- Interactive map of El Guero Canelo

Restaurant information
- Established: 1993; 33 years ago
- Owner: Daniel Contreras
- Manager: Gregorio Contreras
- Food type: Sonoran-style Mexican street food
- Dress code: casual
- Location: 5201 S.12th Ave., Tucson, Arizona, 85706, United States
- Other locations: 2480 N. Oracle Rd. 5802 E. 22nd St.
- Website: elguerocanelo.com

= El Guero Canelo =

El Güero Canelo (lit. 'The Cinnamon Blonde') is a restaurant in Tucson, Arizona, United States. In 2018, it was named one of America's Classics by the James Beard Foundation.

== History ==
Daniel Contreras, a native of Sonora who was born in Magdalena, Mexico, opened the restaurant in 1993 when he was 33. The restaurant began as a food cart, which is the typical way Sonoran hot dogs are sold, but evolved into a restaurant.

The company out grew its original building on South 12th Avenue and has been replaced it by a larger building that was built next door in July 2026.

According to the Beard Foundation it is a "destination restaurant".

== Menu ==
The restaurant focuses on Sonoran hot dogs, a Tucson specialty that the Beard Foundation said "evinces the flow of culinary and cultural influences from the U.S. to Mexico and back (after) decades ago, elaborately dressed hot dogs began to appear as novelty imports on the streets of Hermosillo". Typical toppings are beans, jalapeno sauce, mayonnaise, mustard, onions, and tomatoes, and hot dogs are served with a grilled yellow pepper.
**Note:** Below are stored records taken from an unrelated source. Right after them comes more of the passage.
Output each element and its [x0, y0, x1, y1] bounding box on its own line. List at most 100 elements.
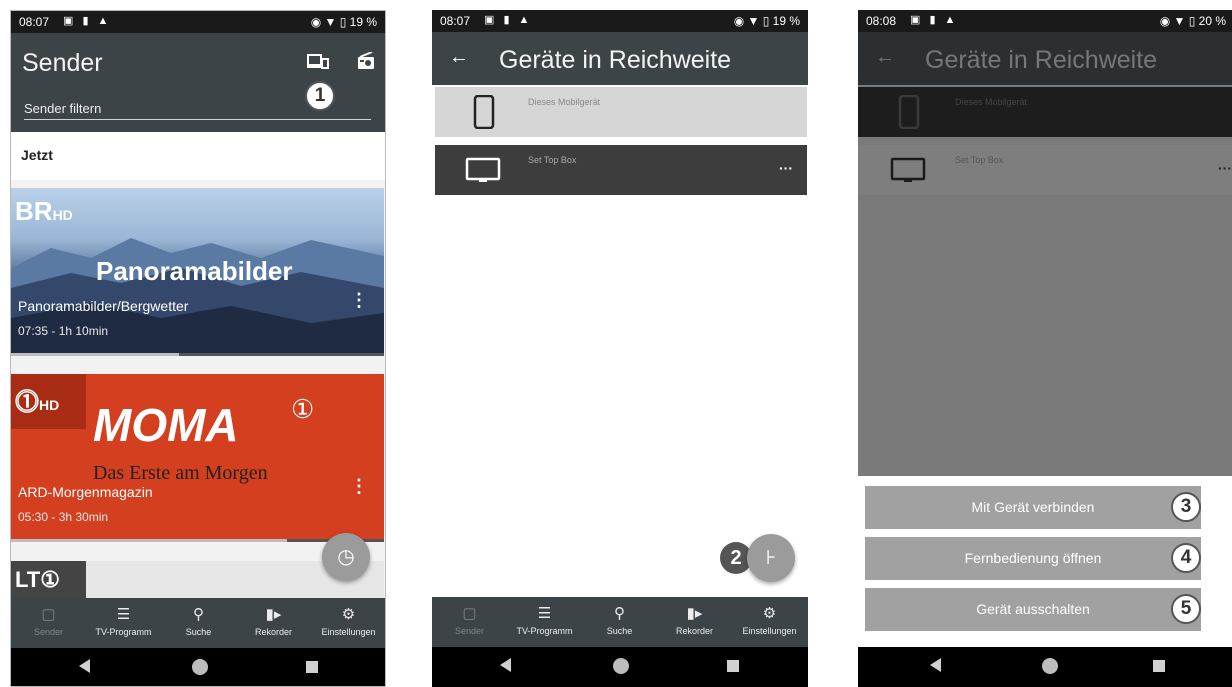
bottom-nav: ▢ Sender ☰ TV-Programm ⚲ Suche ▮▸ Rekord…	[432, 597, 808, 647]
app-bar: ← Geräte in Reichweite	[858, 32, 1232, 85]
status-time: 08:07	[19, 15, 50, 29]
status-time: 08:08	[866, 14, 897, 28]
device-name: Dieses Mobilgerät	[528, 97, 601, 107]
device-row-mobile[interactable]: Dieses Mobilgerät	[435, 87, 807, 137]
program-time: 05:30 - 3h 30min	[18, 510, 109, 524]
notification-icons: ▣ ▮ ▲	[63, 15, 112, 27]
progress-bar	[11, 353, 179, 356]
nav-rekorder[interactable]: ▮▸ Rekorder	[236, 598, 311, 648]
tv-icon	[890, 157, 926, 190]
nav-suche[interactable]: ⚲ Suche	[582, 597, 657, 647]
open-remote-button[interactable]: Fernbedienung öffnen	[865, 537, 1201, 580]
tv-icon: ▢	[41, 606, 56, 623]
power-off-device-button[interactable]: Gerät ausschalten	[865, 588, 1201, 631]
radio-icon[interactable]	[357, 51, 375, 75]
bottom-nav: ▢ Sender ☰ TV-Programm ⚲ Suche ▮▸ Rekord…	[11, 598, 385, 648]
video-camera-icon: ▮▸	[686, 605, 703, 622]
more-options-icon[interactable]: ···	[1218, 160, 1232, 176]
back-arrow-icon[interactable]: ←	[875, 46, 895, 69]
status-bar: 08:07 ▣ ▮ ▲ ◉ ▼ ▯ 19 %	[432, 10, 808, 32]
list-icon: ☰	[537, 605, 552, 622]
sender-filter-input[interactable]: Sender filtern	[24, 101, 101, 116]
screen-geraete-menu: 08:08 ▣ ▮ ▲ ◉ ▼ ▯ 20 % ← Geräte in Reich…	[858, 10, 1232, 687]
home-icon[interactable]	[613, 658, 629, 674]
recents-icon[interactable]	[727, 660, 739, 672]
remote-control-icon: ⊦	[765, 547, 777, 569]
callout-badge-3: 3	[1171, 492, 1201, 522]
home-icon[interactable]	[192, 659, 208, 675]
page-title: Geräte in Reichweite	[925, 46, 1158, 74]
device-name: Set Top Box	[528, 155, 577, 165]
program-subtitle: Das Erste am Morgen	[93, 462, 268, 484]
back-icon[interactable]	[500, 658, 511, 672]
nav-einstellungen[interactable]: ⚙ Einstellungen	[311, 598, 385, 648]
program-title: ARD-Morgenmagazin	[18, 484, 153, 500]
callout-badge-4: 4	[1171, 543, 1201, 573]
status-indicators: ◉ ▼ ▯ 20 %	[1159, 14, 1226, 28]
device-row-settopbox[interactable]: Set Top Box ···	[435, 145, 807, 195]
search-icon: ⚲	[193, 606, 204, 623]
back-icon[interactable]	[930, 658, 941, 672]
channel-card-ard[interactable]: ⓵HD MOMA ① Das Erste am Morgen ARD-Morge…	[11, 374, 384, 542]
more-options-icon[interactable]: ⋮	[350, 290, 368, 311]
progress-rest	[179, 353, 384, 356]
smartphone-icon	[473, 94, 495, 134]
system-nav-bar	[858, 647, 1232, 687]
program-image-title: Panoramabilder	[96, 256, 293, 286]
remote-fab[interactable]: ⊦	[747, 534, 795, 582]
nav-sender[interactable]: ▢ Sender	[432, 597, 507, 647]
back-icon[interactable]	[79, 659, 90, 673]
device-row-mobile[interactable]: Dieses Mobilgerät	[858, 87, 1232, 137]
callout-badge-5: 5	[1171, 594, 1201, 624]
status-bar: 08:07 ▣ ▮ ▲ ◉ ▼ ▯ 19 %	[11, 11, 385, 33]
status-indicators: ◉ ▼ ▯ 19 %	[733, 14, 800, 28]
system-nav-bar	[11, 648, 385, 686]
status-time: 08:07	[440, 14, 471, 28]
nav-tv-programm[interactable]: ☰ TV-Programm	[86, 598, 161, 648]
home-icon[interactable]	[1042, 658, 1058, 674]
section-header	[11, 132, 385, 181]
notification-icons: ▣ ▮ ▲	[484, 14, 533, 26]
nav-sender[interactable]: ▢ Sender	[11, 598, 86, 648]
screen-geraete: 08:07 ▣ ▮ ▲ ◉ ▼ ▯ 19 % ← Geräte in Reich…	[432, 10, 808, 687]
nav-suche[interactable]: ⚲ Suche	[161, 598, 236, 648]
page-title: Geräte in Reichweite	[499, 46, 732, 74]
tv-icon: ▢	[462, 605, 477, 622]
nav-einstellungen[interactable]: ⚙ Einstellungen	[732, 597, 807, 647]
back-arrow-icon[interactable]: ←	[449, 46, 469, 69]
progress-bar	[11, 539, 287, 542]
cast-devices-icon[interactable]	[307, 53, 329, 76]
clock-fab[interactable]: ◷	[322, 533, 370, 581]
recents-icon[interactable]	[306, 661, 318, 673]
program-time: 07:35 - 1h 10min	[18, 324, 109, 338]
tv-icon	[465, 157, 501, 190]
system-nav-bar	[432, 647, 808, 687]
section-title: Jetzt	[21, 147, 53, 163]
smartphone-icon	[898, 94, 920, 134]
status-indicators: ◉ ▼ ▯ 19 %	[310, 15, 377, 29]
gear-icon: ⚙	[341, 606, 356, 623]
br-hd-logo: BRHD	[15, 196, 73, 226]
more-options-icon[interactable]: ···	[779, 160, 793, 176]
nav-rekorder[interactable]: ▮▸ Rekorder	[657, 597, 732, 647]
device-row-settopbox[interactable]: Set Top Box ···	[858, 145, 1232, 195]
more-options-icon[interactable]: ⋮	[350, 476, 368, 497]
das-erste-hd-logo: ⓵HD	[15, 389, 60, 416]
device-name: Dieses Mobilgerät	[955, 97, 1028, 107]
ard-one-icon: ①	[291, 394, 315, 424]
list-icon: ☰	[116, 606, 131, 623]
page-title: Sender	[22, 49, 103, 77]
moma-logo: MOMA	[93, 399, 239, 451]
gear-icon: ⚙	[762, 605, 777, 622]
search-icon: ⚲	[614, 605, 625, 622]
recents-icon[interactable]	[1153, 660, 1165, 672]
callout-badge-1: 1	[305, 81, 335, 111]
notification-icons: ▣ ▮ ▲	[910, 14, 959, 26]
status-bar: 08:08 ▣ ▮ ▲ ◉ ▼ ▯ 20 %	[858, 10, 1232, 32]
app-bar: Sender Sender filtern	[11, 33, 385, 132]
program-title: Panoramabilder/Bergwetter	[18, 298, 189, 314]
nav-tv-programm[interactable]: ☰ TV-Programm	[507, 597, 582, 647]
filter-underline	[24, 119, 371, 120]
connect-device-button[interactable]: Mit Gerät verbinden	[865, 486, 1201, 529]
channel-card-br[interactable]: BRHD Panoramabilder Panoramabilder/Bergw…	[11, 188, 384, 356]
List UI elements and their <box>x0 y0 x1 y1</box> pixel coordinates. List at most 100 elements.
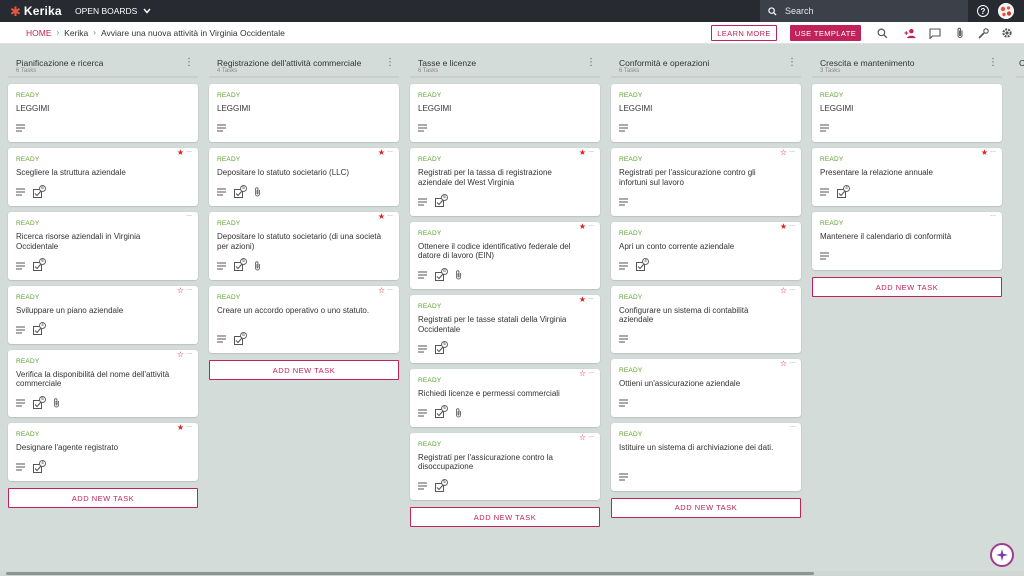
star-filled-icon[interactable]: ★ <box>981 149 988 157</box>
card-menu-icon[interactable]: ... <box>588 294 594 302</box>
scrollbar-thumb[interactable] <box>6 572 814 575</box>
avatar[interactable] <box>998 3 1014 19</box>
task-title: Mantenere il calendario di conformità <box>820 232 952 241</box>
more-vertical-icon[interactable]: ⋮ <box>988 58 998 70</box>
card-menu-icon[interactable]: ... <box>387 147 393 155</box>
column-header[interactable]: Pianificazione e ricerca 6 Tasks ⋮ <box>8 54 198 78</box>
add-new-task-button[interactable]: ADD NEW TASK <box>209 360 399 380</box>
add-new-task-button[interactable]: ADD NEW TASK <box>8 488 198 508</box>
task-card[interactable]: READY Istituire un sistema di archiviazio… <box>611 422 801 491</box>
open-boards-menu[interactable]: OPEN BOARDS <box>75 6 151 16</box>
task-card[interactable]: READY Verifica la disponibilità del nome … <box>8 349 198 417</box>
chat-icon[interactable] <box>929 27 941 39</box>
star-filled-icon[interactable]: ★ <box>378 213 385 221</box>
more-vertical-icon[interactable]: ⋮ <box>184 58 194 70</box>
card-menu-icon[interactable]: ... <box>789 221 795 229</box>
learn-more-button[interactable]: LEARN MORE <box>711 25 777 41</box>
star-outline-icon[interactable]: ☆ <box>780 360 787 368</box>
star-filled-icon[interactable]: ★ <box>177 424 184 432</box>
task-card[interactable]: READY Ottieni un'assicurazione aziendale.… <box>611 358 801 417</box>
breadcrumb-home[interactable]: HOME <box>26 28 52 38</box>
task-card[interactable]: READY Ottenere il codice identificativo f… <box>410 221 600 289</box>
star-outline-icon[interactable]: ☆ <box>378 286 385 295</box>
assistant-sparkle-icon[interactable] <box>990 543 1014 567</box>
checklist-icon: 5 <box>33 258 46 271</box>
task-card[interactable]: READY Ricerca risorse aziendali in Virgin… <box>8 211 198 280</box>
task-icons: 5 <box>418 194 455 208</box>
star-filled-icon[interactable]: ★ <box>579 296 586 304</box>
task-card[interactable]: READY LEGGIMI <box>209 84 399 142</box>
use-template-button[interactable]: USE TEMPLATE <box>790 25 861 41</box>
card-menu-icon[interactable]: ... <box>789 285 795 293</box>
search-input[interactable] <box>785 6 955 16</box>
star-outline-icon[interactable]: ☆ <box>177 286 184 295</box>
add-new-task-button[interactable]: ADD NEW TASK <box>410 507 600 527</box>
description-icon <box>619 124 628 132</box>
column-header[interactable]: Crescita e mantenimento 3 Tasks ⋮ <box>812 54 1002 78</box>
card-menu-icon[interactable]: ... <box>186 147 192 155</box>
task-card[interactable]: READY Mantenere il calendario di conformi… <box>812 211 1002 270</box>
card-menu-icon[interactable]: ... <box>186 285 192 293</box>
column-header[interactable]: Conformità e operazioni 6 Tasks ⋮ <box>611 54 801 78</box>
add-new-task-button[interactable]: ADD NEW TASK <box>611 497 801 518</box>
task-card[interactable]: READY Scegliere la struttura aziendale...… <box>8 147 198 206</box>
card-menu-icon[interactable]: ... <box>588 432 594 440</box>
star-outline-icon[interactable]: ☆ <box>780 149 787 157</box>
star-filled-icon[interactable]: ★ <box>780 222 787 231</box>
task-card[interactable]: READY LEGGIMI <box>611 84 801 142</box>
task-card[interactable]: READY Apri un conto corrente aziendale...… <box>611 221 801 280</box>
card-menu-icon[interactable]: ... <box>789 358 795 366</box>
attachment-icon[interactable] <box>954 27 966 39</box>
add-new-task-button[interactable]: ADD NEW TASK <box>812 277 1002 297</box>
task-card[interactable]: READY Registrati per le tasse statali del… <box>410 294 600 363</box>
column-header[interactable]: Tasse e licenze 6 Tasks ⋮ <box>410 54 600 78</box>
star-outline-icon[interactable]: ☆ <box>579 433 586 442</box>
kerika-logo[interactable]: ✱ Kerika <box>10 4 70 18</box>
task-card[interactable]: READY Sviluppare un piano aziendale... ☆ 4 <box>8 285 198 344</box>
search-box[interactable] <box>760 0 968 22</box>
star-filled-icon[interactable]: ★ <box>177 149 184 157</box>
card-menu-icon[interactable]: ... <box>387 285 393 293</box>
task-card[interactable]: READY Creare un accordo operativo o uno s… <box>209 285 399 353</box>
task-card[interactable]: READY Depositare lo statuto societario (d… <box>209 211 399 280</box>
task-card[interactable]: READY Depositare lo statuto societario (L… <box>209 147 399 206</box>
card-menu-icon[interactable]: ... <box>588 147 594 155</box>
more-vertical-icon[interactable]: ⋮ <box>586 58 596 70</box>
more-vertical-icon[interactable]: ⋮ <box>787 58 797 70</box>
task-card[interactable]: READY Presentare la relazione annuale... ★… <box>812 147 1002 206</box>
task-card[interactable]: READY LEGGIMI <box>812 84 1002 142</box>
tools-icon[interactable] <box>977 27 989 39</box>
task-card[interactable]: READY Configurare un sistema di contabili… <box>611 285 801 353</box>
card-menu-icon[interactable]: ... <box>186 422 192 430</box>
breadcrumb-account[interactable]: Kerika <box>64 28 88 38</box>
column-header[interactable]: Registrazione dell'attività commerciale 4… <box>209 54 399 78</box>
card-menu-icon[interactable]: ... <box>588 221 594 229</box>
card-menu-icon[interactable]: ... <box>186 211 192 219</box>
card-menu-icon[interactable]: ... <box>990 211 996 219</box>
star-outline-icon[interactable]: ☆ <box>780 286 787 295</box>
task-card[interactable]: READY Designare l'agente registrato... ★ 4 <box>8 422 198 481</box>
card-menu-icon[interactable]: ... <box>186 349 192 357</box>
task-card[interactable]: READY Registrati per l'assicurazione cont… <box>410 432 600 500</box>
horizontal-scrollbar[interactable] <box>0 571 1024 576</box>
star-filled-icon[interactable]: ★ <box>579 149 586 157</box>
card-menu-icon[interactable]: ... <box>387 211 393 219</box>
settings-icon[interactable] <box>1001 27 1013 39</box>
task-card[interactable]: READY Richiedi licenze e permessi commerc… <box>410 368 600 427</box>
more-vertical-icon[interactable]: ⋮ <box>385 58 395 70</box>
task-card[interactable]: READY Registrati per l'assicurazione cont… <box>611 147 801 216</box>
card-menu-icon[interactable]: ... <box>990 147 996 155</box>
card-menu-icon[interactable]: ... <box>789 147 795 155</box>
help-icon[interactable]: ? <box>977 5 989 17</box>
star-outline-icon[interactable]: ☆ <box>579 369 586 378</box>
search-icon[interactable] <box>876 27 888 39</box>
star-outline-icon[interactable]: ☆ <box>177 350 184 359</box>
task-card[interactable]: READY Registrati per la tassa di registra… <box>410 147 600 216</box>
task-card[interactable]: READY LEGGIMI <box>410 84 600 142</box>
card-menu-icon[interactable]: ... <box>789 422 795 430</box>
task-card[interactable]: READY LEGGIMI <box>8 84 198 142</box>
star-filled-icon[interactable]: ★ <box>378 149 385 157</box>
star-filled-icon[interactable]: ★ <box>579 222 586 231</box>
card-menu-icon[interactable]: ... <box>588 368 594 376</box>
add-person-icon[interactable] <box>904 27 916 39</box>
The buns the restaurant serves are produced in Magdalena, Mexico.

The restaurant also serves staples of Mexican cuisine, but according to NPR it "made its name on what may be the ultimate example of cross-border pollination", the Sonoran hot dog.

== Recognition ==
In 2010, El Guero Canelo appeared on the Travel Channel show Food Wars, competing against rival BK Carne Asada and Hot Dogs in a blindfolded taste test. The show's panel selected BK as the winner, however. In 2018 the restaurant was named one of America's Classics by the James Beard Foundation. In 2021 Travel Magazine named them to their list of the country's ten best hot dogs. Jane and Michael Stern said "El Guero Canelo is to the Sonoran hot dog what Buffalo's Anchor Bar is to the chicken wing". NBC News in 2015 called Contreras "perhaps the most famous purveyor of Sonoran hot dogs in Tucson".